The verdict can only be that India must abide by the agreement and provide for exclusive marketing rights. If it does not, either the United States will be permitted to take retaliatory action against India, which could be in the highly damaging form of discrimination against Indian exports, or the WTO itself could take punitive action against India. This is the dire situation towards which the present government is hurtling; the victims will be exporters who have done nothing to prevent the extension of patent rights.

Instead of taking this laid-back attitude, the government specifically, the minister of commerce should take active steps to educate Parliament on the terrible costs of misguided nationalism. Parliaments poor comprehension of trade issues actually harms this countrys national interests.

 

This is just the beginning. The portents of what might come are in the National Trade Estimate prepared by the US Trade Representatives Office (USTRO) for India. The complaints it lists are horrifying. For instance, it alleges that Indian public enterprises have cashed the performance bonds of foreign companies even when there has been no dispute over performance. It says that the government invites bids from foreign companies, which they prepare at great cost; it then negotiates with local companies on the basis of the bids received, and gives Indian companies contracts at negotiated lower prices.

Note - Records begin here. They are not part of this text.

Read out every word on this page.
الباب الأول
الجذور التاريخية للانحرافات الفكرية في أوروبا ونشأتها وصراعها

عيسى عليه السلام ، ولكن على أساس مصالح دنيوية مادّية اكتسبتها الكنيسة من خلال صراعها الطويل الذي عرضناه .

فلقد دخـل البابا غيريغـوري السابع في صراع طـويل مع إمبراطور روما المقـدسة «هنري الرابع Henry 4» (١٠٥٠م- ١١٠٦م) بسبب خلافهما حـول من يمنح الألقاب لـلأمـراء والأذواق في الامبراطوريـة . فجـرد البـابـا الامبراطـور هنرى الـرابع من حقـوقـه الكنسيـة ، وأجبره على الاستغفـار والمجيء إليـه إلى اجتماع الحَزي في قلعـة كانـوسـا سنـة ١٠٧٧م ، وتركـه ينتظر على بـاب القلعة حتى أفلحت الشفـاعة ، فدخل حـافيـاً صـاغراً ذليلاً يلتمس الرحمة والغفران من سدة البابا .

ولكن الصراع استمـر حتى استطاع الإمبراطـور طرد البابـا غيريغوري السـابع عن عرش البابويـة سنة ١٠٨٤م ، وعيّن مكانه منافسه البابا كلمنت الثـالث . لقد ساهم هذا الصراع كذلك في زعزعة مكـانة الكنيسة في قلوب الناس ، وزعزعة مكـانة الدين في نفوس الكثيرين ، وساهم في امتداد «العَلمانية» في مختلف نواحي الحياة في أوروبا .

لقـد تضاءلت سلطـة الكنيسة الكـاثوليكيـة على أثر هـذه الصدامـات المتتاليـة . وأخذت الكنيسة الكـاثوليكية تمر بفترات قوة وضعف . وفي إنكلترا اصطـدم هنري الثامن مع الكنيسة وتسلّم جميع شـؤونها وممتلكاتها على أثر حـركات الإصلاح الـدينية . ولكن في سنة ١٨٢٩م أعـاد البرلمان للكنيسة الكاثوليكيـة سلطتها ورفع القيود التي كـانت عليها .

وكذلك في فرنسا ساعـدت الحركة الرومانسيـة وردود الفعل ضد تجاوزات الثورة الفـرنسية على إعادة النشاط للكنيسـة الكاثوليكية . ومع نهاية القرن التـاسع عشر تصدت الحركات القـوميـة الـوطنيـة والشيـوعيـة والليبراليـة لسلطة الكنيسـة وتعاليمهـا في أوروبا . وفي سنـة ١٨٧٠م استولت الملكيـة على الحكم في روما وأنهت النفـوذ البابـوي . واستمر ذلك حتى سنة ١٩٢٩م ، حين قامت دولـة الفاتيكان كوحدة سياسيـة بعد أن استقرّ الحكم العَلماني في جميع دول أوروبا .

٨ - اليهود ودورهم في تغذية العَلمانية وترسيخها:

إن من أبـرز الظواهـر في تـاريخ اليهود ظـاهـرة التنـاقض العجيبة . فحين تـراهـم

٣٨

These complaints may not bother a government which is not looking more than six months ahead. But the basic thrust of the USTRO report is that India has excellent laws, which it administers arbitrarily; this surely reflects as much our own experience as that of foreign companies. The issue is not one of foreigners versus Indians, but of discrimination and lack of transparency. The testimony of S K Jain, whose diaries originated the vast hawala scandal, is about precisely this: how collusion between corrupt businessmen and politicians defeats the purpose of perfectly good government regulations. A domestic issue today, this will soon become an international issue as Indias importance in the world economy increases. This is the issue Parliament should urgently confront.